My son recently informed me that he wished to learn more about Fiction Science. “Science Fiction?”, I asked. “Yes, that!” After a few weeks of exploring what it was exactly he was interested in learning about Fiction Science we arrived at the request to see the first science fiction film. I imagine that there are other contenders out there, but Georges Méliès’ Le Voyage dans la Lune from 1902 is certainly a strong candidate.

Searching for the best version of A Trip to the Moon on the YouTubes is a daunting task. There are probably a few hundred there. Eventually I discovered a recently restored hand colored version that was quite remarkable.

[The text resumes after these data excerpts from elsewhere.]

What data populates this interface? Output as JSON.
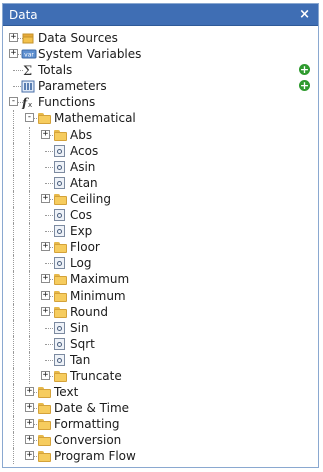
{
  "panel": {
    "title": "Data",
    "close_glyph": "×"
  },
  "tree": [
    {
      "label": "Data Sources",
      "icon": "datasource-icon",
      "level": 0,
      "expander": "+",
      "lines": []
    },
    {
      "label": "System Variables",
      "icon": "variable-icon",
      "level": 0,
      "expander": "+",
      "lines": []
    },
    {
      "label": "Totals",
      "icon": "sigma-icon",
      "level": 0,
      "expander": "",
      "add": "+",
      "lines": []
    },
    {
      "label": "Parameters",
      "icon": "parameters-icon",
      "level": 0,
      "expander": "",
      "add": "+",
      "lines": []
    },
    {
      "label": "Functions",
      "icon": "function-icon",
      "level": 0,
      "expander": "-",
      "lines": []
    },
    {
      "label": "Mathematical",
      "icon": "folder-icon",
      "level": 1,
      "expander": "-",
      "lines": [
        0
      ]
    },
    {
      "label": "Abs",
      "icon": "folder-icon",
      "level": 2,
      "expander": "+",
      "lines": [
        0,
        1
      ]
    },
    {
      "label": "Acos",
      "icon": "function-item-icon",
      "level": 2,
      "expander": "",
      "lines": [
        0,
        1
      ]
    },
    {
      "label": "Asin",
      "icon": "function-item-icon",
      "level": 2,
      "expander": "",
      "lines": [
        0,
        1
      ]
    },
    {
      "label": "Atan",
      "icon": "function-item-icon",
      "level": 2,
      "expander": "",
      "lines": [
        0,
        1
      ]
    },
    {
      "label": "Ceiling",
      "icon": "folder-icon",
      "level": 2,
      "expander": "+",
      "lines": [
        0,
        1
      ]
    },
    {
      "label": "Cos",
      "icon": "function-item-icon",
      "level": 2,
      "expander": "",
      "lines": [
        0,
        1
      ]
    },
    {
      "label": "Exp",
      "icon": "function-item-icon",
      "level": 2,
      "expander": "",
      "lines": [
        0,
        1
      ]
    },
    {
      "label": "Floor",
      "icon": "folder-icon",
      "level": 2,
      "expander": "+",
      "lines": [
        0,
        1
      ]
    },
    {
      "label": "Log",
      "icon": "function-item-icon",
      "level": 2,
      "expander": "",
      "lines": [
        0,
        1
      ]
    },
    {
      "label": "Maximum",
      "icon": "folder-icon",
      "level": 2,
      "expander": "+",
      "lines": [
        0,
        1
      ]
    },
    {
      "label": "Minimum",
      "icon": "folder-icon",
      "level": 2,
      "expander": "+",
      "lines": [
        0,
        1
      ]
    },
    {
      "label": "Round",
      "icon": "folder-icon",
      "level": 2,
      "expander": "+",
      "lines": [
        0,
        1
      ]
    },
    {
      "label": "Sin",
      "icon": "function-item-icon",
      "level": 2,
      "expander": "",
      "lines": [
        0,
        1
      ]
    },
    {
      "label": "Sqrt",
      "icon": "function-item-icon",
      "level": 2,
      "expander": "",
      "lines": [
        0,
        1
      ]
    },
    {
      "label": "Tan",
      "icon": "function-item-icon",
      "level": 2,
      "expander": "",
      "lines": [
        0,
        1
      ]
    },
    {
      "label": "Truncate",
      "icon": "folder-icon",
      "level": 2,
      "expander": "+",
      "lines": [
        0,
        1
      ]
    },
    {
      "label": "Text",
      "icon": "folder-icon",
      "level": 1,
      "expander": "+",
      "lines": [
        0
      ]
    },
    {
      "label": "Date & Time",
      "icon": "folder-icon",
      "level": 1,
      "expander": "+",
      "lines": [
        0
      ]
    },
    {
      "label": "Formatting",
      "icon": "folder-icon",
      "level": 1,
      "expander": "+",
      "lines": [
        0
      ]
    },
    {
      "label": "Conversion",
      "icon": "folder-icon",
      "level": 1,
      "expander": "+",
      "lines": [
        0
      ]
    },
    {
      "label": "Program Flow",
      "icon": "folder-icon",
      "level": 1,
      "expander": "+",
      "lines": [
        0
      ]
    }
  ],
  "colors": {
    "titlebar": "#3f6eb4",
    "add_button": "#2e9a2e",
    "folder": "#f6cc5e"
  }
}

Further searching revealed the HD video embedded above, posted just hours ago. Watching it should erase whatever damage seeing various low-resolution, chopped down manglings of it you have been exposed to up until now.

A hand-colored print, the only one known to survive, was rediscovered in 1993 by the Filmoteca de Catalunya. It was in a state of almost total decomposition, but a frame-by-frame restoration was launched in 1999 and completed in 2010 at the Technicolor Lab of Los Angeles- and after West Wing Digital Studios matched the original hand tinting by colorizing the damaged areas of the newly restored black and white. The restored version finally premiered on 11 May 2011, eighteen years after its discovery and 109 years after its original release, at the 2011 Cannes Film Festival, with a new soundtrack by the French band Air. It was released in North America by Flicker Alley as a 2-disc Blu-Ray/DVD edition, also including the documentary The Extraordinary Voyage about its restoration on 10 April 2012. Flicker Alley have also released the definitive five disk set of Méliès’ surviving films Georges Méliès: First Wizard of Cinema 1896-1913 and the supplementary Méliès Encore.

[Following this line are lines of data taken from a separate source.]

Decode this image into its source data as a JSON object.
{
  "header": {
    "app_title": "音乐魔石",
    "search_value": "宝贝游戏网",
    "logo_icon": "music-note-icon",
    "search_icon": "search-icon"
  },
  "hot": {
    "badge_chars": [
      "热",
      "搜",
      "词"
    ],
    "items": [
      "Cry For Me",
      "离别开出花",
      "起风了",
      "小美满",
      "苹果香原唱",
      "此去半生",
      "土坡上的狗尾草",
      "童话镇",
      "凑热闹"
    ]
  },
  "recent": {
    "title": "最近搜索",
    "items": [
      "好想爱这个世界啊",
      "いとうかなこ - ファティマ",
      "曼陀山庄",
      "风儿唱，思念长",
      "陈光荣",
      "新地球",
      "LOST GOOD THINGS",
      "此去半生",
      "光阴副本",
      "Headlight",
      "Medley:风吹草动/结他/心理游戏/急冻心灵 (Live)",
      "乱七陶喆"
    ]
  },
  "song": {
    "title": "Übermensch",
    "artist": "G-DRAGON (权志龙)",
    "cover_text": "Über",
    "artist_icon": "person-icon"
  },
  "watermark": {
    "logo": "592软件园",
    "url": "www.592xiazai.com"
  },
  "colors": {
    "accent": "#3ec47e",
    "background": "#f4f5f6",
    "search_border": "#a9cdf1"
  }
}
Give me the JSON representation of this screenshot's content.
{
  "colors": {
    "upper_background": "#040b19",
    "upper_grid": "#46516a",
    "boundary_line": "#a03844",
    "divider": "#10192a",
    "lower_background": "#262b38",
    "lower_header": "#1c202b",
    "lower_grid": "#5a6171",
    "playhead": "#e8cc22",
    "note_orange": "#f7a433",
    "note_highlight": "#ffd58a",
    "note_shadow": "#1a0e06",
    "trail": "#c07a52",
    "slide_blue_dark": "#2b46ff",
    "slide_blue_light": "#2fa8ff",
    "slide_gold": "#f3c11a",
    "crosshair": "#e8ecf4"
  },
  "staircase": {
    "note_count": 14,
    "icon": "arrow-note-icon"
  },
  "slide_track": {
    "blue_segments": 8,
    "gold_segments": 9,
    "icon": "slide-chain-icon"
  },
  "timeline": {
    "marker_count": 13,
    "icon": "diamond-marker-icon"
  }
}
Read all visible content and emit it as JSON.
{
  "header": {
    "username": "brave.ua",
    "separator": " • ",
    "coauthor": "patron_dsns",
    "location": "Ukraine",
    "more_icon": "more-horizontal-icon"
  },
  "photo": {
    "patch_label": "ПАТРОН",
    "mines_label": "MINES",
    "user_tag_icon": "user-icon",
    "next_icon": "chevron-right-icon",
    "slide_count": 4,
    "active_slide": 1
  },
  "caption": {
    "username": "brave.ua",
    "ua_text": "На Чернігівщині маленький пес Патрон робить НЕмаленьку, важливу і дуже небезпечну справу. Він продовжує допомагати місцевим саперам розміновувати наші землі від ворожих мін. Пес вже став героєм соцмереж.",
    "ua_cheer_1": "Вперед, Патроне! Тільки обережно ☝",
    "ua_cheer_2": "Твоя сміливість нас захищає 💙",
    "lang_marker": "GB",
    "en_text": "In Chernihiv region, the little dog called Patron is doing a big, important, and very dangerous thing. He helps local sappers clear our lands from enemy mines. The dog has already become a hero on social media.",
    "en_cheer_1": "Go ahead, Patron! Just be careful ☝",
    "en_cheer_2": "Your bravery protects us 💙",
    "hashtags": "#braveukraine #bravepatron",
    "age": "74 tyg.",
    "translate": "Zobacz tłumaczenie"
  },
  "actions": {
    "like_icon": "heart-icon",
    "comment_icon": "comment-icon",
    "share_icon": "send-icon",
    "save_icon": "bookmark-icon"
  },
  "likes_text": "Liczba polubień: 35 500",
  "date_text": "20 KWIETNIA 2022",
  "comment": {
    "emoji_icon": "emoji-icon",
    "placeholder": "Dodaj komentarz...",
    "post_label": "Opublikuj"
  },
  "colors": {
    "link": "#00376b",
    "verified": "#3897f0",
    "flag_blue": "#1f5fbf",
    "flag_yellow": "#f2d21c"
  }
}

Serge Bromberg, who co-directed The Extraordinary Voyage (Le voyage extraordinaire) for Lobster Films with Eric Lange is interviewed above.

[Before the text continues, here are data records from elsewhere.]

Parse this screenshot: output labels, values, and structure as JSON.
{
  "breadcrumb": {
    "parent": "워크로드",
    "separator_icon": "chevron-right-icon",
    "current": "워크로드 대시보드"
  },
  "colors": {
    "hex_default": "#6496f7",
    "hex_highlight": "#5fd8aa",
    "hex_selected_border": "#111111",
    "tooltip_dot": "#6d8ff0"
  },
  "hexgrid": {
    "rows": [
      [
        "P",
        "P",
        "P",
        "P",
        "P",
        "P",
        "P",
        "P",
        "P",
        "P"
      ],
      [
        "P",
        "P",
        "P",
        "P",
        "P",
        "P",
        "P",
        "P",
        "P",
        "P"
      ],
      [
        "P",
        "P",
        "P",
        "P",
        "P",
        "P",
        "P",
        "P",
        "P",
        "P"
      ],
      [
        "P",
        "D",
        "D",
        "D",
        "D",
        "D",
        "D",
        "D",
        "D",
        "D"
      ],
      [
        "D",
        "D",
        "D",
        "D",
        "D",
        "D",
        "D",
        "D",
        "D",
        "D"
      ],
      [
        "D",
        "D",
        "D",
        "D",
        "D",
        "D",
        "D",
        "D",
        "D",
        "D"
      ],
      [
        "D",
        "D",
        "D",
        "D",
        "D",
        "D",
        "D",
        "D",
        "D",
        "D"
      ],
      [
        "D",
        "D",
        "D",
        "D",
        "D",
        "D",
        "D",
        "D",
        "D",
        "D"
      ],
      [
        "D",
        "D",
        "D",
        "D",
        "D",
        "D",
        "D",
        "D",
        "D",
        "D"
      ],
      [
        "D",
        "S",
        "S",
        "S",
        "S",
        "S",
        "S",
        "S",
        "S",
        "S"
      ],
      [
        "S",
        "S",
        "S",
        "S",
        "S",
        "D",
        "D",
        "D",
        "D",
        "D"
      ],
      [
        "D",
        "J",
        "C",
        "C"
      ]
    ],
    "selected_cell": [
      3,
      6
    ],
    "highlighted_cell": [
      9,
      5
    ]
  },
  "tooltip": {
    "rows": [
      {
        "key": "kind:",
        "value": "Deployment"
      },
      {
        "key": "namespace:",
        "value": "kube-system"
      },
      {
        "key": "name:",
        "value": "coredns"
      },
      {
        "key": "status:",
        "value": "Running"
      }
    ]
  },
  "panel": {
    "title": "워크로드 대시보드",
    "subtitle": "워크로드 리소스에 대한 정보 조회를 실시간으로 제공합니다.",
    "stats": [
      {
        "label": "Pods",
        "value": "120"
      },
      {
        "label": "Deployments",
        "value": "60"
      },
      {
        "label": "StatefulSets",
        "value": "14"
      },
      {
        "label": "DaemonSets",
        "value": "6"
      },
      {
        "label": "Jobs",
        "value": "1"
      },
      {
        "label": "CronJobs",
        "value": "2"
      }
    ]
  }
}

This early trip to the moon featured prominently in Tom Hanks vision of the actual trips to the moon in the HBO miniseries, From the Earth to the Moon, as seen above.

Georges Méliès got his greatest modern attention through the efforts of Martin Scorcese in his multiple Academy Award winning film of Brian Selznick’s illustrated book The Invention of Hugo Cabret. Trailer above.